The Communist Party of India-Marxist (CPI-M) meets in Kolkata on Thursday to deliberate on the reasons for the ruling Left Front's dismal performance in the West Bengal civic polls even as speculation is rife on who will be Kolkata mayor.
The CPI-M state secretariat, which is meeting at 5 pm at the Muzaffar Ahmed Bhawan party headquarters, will try to find out how to win back the support of the masses who seem to be deserting the party in large numbers.
Wednesday's vote count in the civic polls saw the Left Front being virtually swept away by a Trinamool Congress wave in many of the civic bodies, including the Kolkata Municipal Corporation (KMC). It could retain only 17 of the 54 civic bodies it ruled for the last five years.

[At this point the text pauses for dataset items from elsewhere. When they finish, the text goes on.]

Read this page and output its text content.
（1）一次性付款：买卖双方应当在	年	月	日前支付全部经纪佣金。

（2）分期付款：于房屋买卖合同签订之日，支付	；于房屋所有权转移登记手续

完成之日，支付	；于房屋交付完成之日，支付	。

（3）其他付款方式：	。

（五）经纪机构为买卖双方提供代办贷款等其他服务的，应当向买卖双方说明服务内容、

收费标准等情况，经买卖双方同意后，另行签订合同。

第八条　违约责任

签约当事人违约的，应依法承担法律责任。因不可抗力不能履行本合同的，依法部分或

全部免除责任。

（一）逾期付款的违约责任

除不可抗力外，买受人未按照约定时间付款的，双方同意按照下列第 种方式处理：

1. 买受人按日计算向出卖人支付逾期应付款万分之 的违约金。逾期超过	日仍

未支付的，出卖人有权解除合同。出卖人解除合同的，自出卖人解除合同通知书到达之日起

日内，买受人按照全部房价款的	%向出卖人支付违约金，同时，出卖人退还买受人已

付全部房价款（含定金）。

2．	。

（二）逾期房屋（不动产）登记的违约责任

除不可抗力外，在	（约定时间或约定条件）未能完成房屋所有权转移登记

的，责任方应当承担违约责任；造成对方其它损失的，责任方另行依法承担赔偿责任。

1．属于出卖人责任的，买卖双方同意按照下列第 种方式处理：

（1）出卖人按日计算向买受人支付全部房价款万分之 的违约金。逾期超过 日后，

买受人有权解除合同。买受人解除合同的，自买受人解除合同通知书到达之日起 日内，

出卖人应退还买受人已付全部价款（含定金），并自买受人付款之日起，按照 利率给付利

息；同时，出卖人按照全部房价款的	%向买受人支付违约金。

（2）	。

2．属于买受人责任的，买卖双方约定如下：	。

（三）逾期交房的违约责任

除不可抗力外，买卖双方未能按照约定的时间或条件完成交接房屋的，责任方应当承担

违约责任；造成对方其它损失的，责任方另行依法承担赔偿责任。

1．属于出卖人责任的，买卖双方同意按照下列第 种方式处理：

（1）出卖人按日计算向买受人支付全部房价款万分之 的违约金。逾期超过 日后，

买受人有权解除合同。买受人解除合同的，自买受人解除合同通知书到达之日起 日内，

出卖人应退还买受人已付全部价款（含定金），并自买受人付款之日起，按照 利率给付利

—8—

The Trinamool Congress won a massive mandate, picking up 95 of the 141 wards in KMC to unseat the Left front, which had been running the board since 2005. The Left Front got only 33.
The Congress, which fought the polls alone after the collapse of seat adjustment talks with the Trinamool, bagged a meagre 10. The BJP won three.
Chief Minister Buddhadeb Bhattacharjee, who led the CPI-M campaign in KMC and some adjoining districts, has been dealt a blow himself with his party losing the majority of seats under his constituency, Jadavpore. It is seen as a danger signal to Bhattacharjee ahead of the assembly polls next year.
Speculation is also rife on who could be the new Kolkata mayor.
Bikash Ranjan Bhattacharya, the current mayor, belongs to the CPI-M, but did not contest.
With Trinamool Congress' Javed Khan, the leader of opposition in the last board, biting the dust, the name of party leader Sovan Chatterjee is being heard for the key post.
However, Trinamool chief Mamata Banerjee has kept everyone guessing. "Our elected councillors will take a decision soon. But we will have a party worker and not a leader as mayor. We have learnt from out experience that a worker can deliver better than a leader."
After Banerjee's comments, two other names have been doing the rounds as the party's mayoral nominee. One is that of Sashi Panja, daughter-in-law of late Trinamool leader Ajit Panja. The other name is that of Bobby Hakim, a young Trinamool councillor-cum MLA, known to be close to Banerjee.
The party's dismal show in the KMC notwithstanding, Congress leaders are taking heart from the results in the districts. Trinamool and Congress need to join hands to form the boards in 27 municipalities which have produced a hung verdict.
"We were criticised like nothing during the campaign. We were called agents of the CPI-M. We were dubbed the B team of the Communists. But the results show that if the Trinamool wants to come to power in a large number of boards it has to team up with us," state Congress vice president Manas Bhuniya said.
"And voters have also given a message to the Trinamool that it cannot win next year's assembly polls alone. It has to form an alliance with us."